In the example below we’ll use the population dataset from the tidyr package to plot year vs. population for a selection of countries.
library(gridExtra) #for arranging plots
#select a random sample of countries
(countries <- unique(population$country) %>%
sample(size = 5))
## [1] "Romania" "Puerto Rico" "Solomon Islands" "Fiji"
## [5] "Saudi Arabia"
plots <- population %>%
filter(country == countries) %>% # filter only countries of interest
split(.$country) %>% # split the data by country
map2(.x = .,
.y = names(.),
.f = ~ggplot(.x, aes(x = year, y = population)) +
geom_line() +
labs(title = .y))
plots %>%
walk(grid.arrange(grobs = .))
## Error: Can't convert a `gtable` object to function

Problem Solving
Now that we have some experience working with various functions in R, let’s put our new found skills to the test by solving some problems. The gh_users dataset is also from the repurrrsive package and provides some data on github users.
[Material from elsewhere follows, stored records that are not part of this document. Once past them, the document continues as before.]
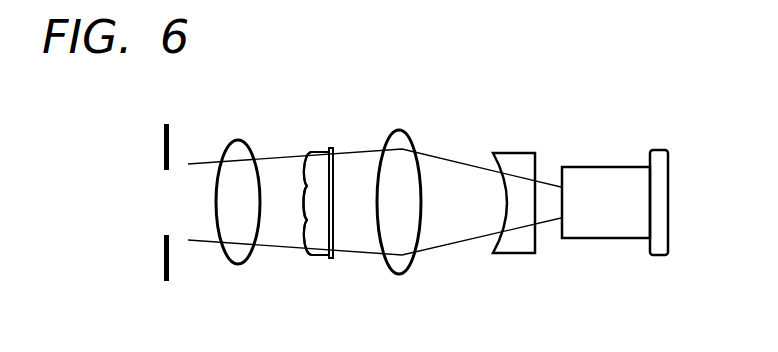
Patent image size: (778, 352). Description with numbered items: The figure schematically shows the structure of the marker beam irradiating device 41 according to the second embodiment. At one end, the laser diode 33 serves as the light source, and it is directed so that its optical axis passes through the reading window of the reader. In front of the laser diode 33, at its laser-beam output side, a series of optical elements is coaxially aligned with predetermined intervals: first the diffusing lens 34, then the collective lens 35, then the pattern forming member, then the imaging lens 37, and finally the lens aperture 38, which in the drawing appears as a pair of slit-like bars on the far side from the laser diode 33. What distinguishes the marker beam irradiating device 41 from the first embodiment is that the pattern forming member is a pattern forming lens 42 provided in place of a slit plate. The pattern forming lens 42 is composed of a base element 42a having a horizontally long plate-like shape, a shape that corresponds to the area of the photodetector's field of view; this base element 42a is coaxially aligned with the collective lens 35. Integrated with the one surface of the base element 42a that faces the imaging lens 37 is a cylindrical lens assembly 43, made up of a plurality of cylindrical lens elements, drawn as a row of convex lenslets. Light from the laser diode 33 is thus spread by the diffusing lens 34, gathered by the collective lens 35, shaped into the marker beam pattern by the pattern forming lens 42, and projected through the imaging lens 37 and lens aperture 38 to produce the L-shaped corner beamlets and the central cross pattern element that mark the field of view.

The laser diode 33 is at (608, 241).
The diffusing lens 34 is at (514, 256).
The collective lens 35 is at (398, 276).
The imaging lens 37 is at (238, 141).
The lens aperture 38 is at (171, 147).
The marker beam irradiating device 41 is at (490, 126).
The pattern forming lens 42 is at (321, 141).
The base element 42a is at (331, 148).
The cylindrical lens assembly 43 is at (307, 257).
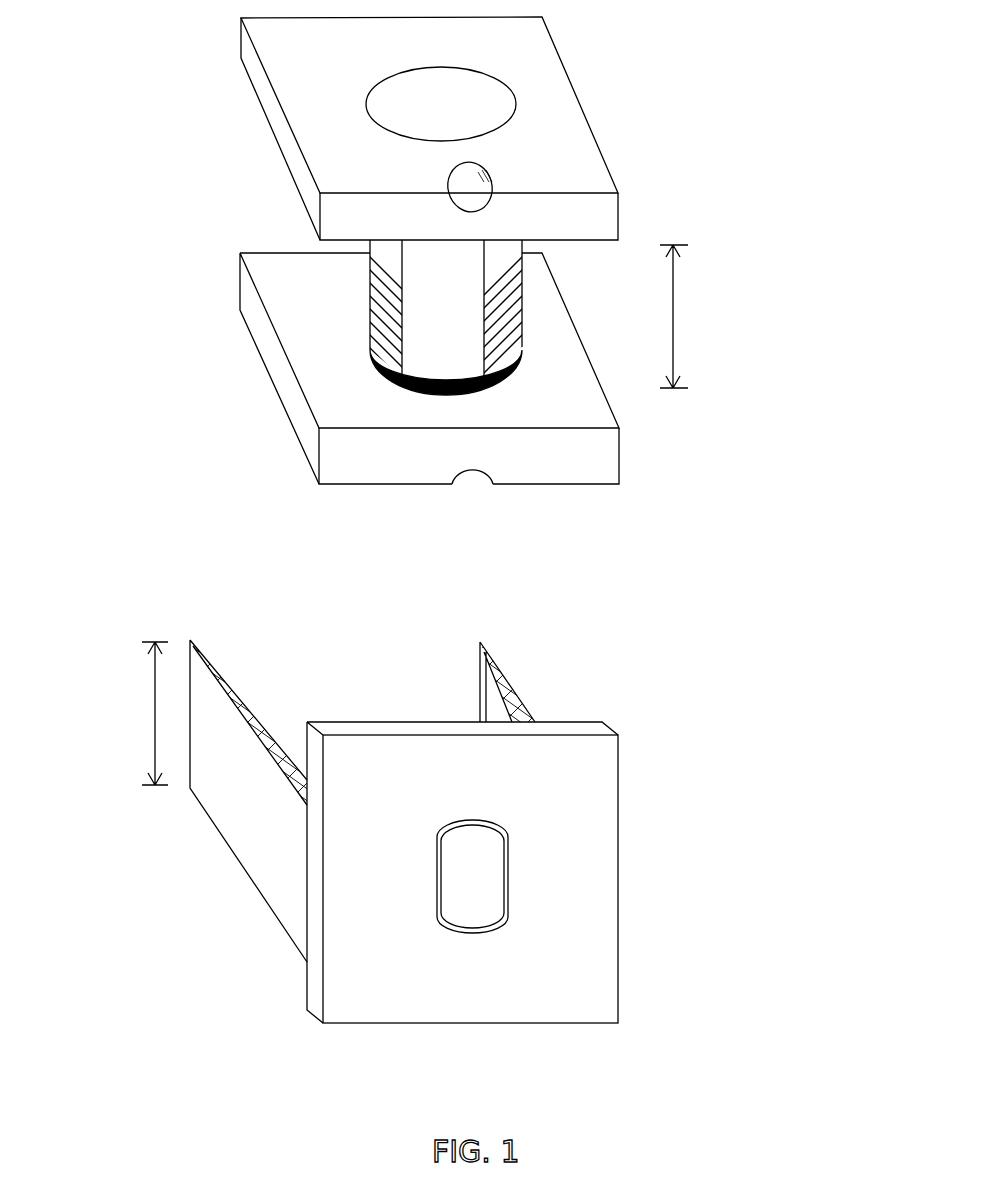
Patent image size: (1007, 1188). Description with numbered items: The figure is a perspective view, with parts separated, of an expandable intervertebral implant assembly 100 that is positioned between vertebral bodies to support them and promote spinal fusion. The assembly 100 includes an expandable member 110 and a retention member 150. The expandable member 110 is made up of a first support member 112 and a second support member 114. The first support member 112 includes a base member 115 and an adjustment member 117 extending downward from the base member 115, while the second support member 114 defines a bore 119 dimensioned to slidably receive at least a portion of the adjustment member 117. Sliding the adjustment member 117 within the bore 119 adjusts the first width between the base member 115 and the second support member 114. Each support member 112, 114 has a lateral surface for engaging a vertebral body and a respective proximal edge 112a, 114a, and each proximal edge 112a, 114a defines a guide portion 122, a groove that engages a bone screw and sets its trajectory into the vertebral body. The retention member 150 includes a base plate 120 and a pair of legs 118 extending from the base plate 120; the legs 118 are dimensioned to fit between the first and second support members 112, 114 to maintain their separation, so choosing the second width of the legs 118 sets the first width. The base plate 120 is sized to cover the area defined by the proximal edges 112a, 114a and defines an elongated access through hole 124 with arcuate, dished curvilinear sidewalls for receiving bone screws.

The expandable intervertebral implant assembly 100 is at (790, 642).
The expandable member 110 is at (158, 330).
The first support member 112 is at (471, 274).
The proximal edge 112a is at (600, 217).
The second support member 114 is at (442, 371).
The proximal edge 114a is at (610, 475).
The base member 115 is at (537, 38).
The adjustment member 117 is at (472, 319).
The legs 118 is at (248, 808).
The bore 119 is at (517, 370).
The base plate 120 is at (514, 835).
The guide portion 122 is at (452, 182).
The access through hole 124 is at (493, 887).
The retention member 150 is at (214, 998).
First, let’s take a look at the dataset.
#summarize the dataset
summary(gh_users)
## Length Class Mode
## [1,] 30 -none- list
## [2,] 30 -none- list
## [3,] 30 -none- list
## [4,] 30 -none- list
## [5,] 30 -none- list
## [6,] 30 -none- list
#determine whether the dataset is named
names(gh_users)
## NULL
The gh_users daatset is comprised of 6 lists each comprised of 30 elements. We also know that the lists do not contain names. Let’s take a look at the elements from the first list to see what kind of information is included.
#exmaine the structure of the first list
str(gh_users[[1]])
## List of 30
## $ login : chr "gaborcsardi"
## $ id : int 660288
## $ avatar_url : chr "https://avatars.githubusercontent.com/u/660288?v=3"
## $ gravatar_id : chr ""
## $ url : chr "https://api.github.com/users/gaborcsardi"
## $ html_url : chr "https://github.com/gaborcsardi"
## $ followers_url : chr "https://api.github.com/users/gaborcsardi/followers"
## $ following_url : chr "https://api.github.com/users/gaborcsardi/following{/other_user}"
## $ gists_url : chr "https://api.github.com/users/gaborcsardi/gists{/gist_id}"
## $ starred_url : chr "https://api.github.com/users/gaborcsardi/starred{/owner}{/repo}"
## $ subscriptions_url : chr "https://api.github.com/users/gaborcsardi/subscriptions"
## $ organizations_url : chr "https://api.github.com/users/gaborcsardi/orgs"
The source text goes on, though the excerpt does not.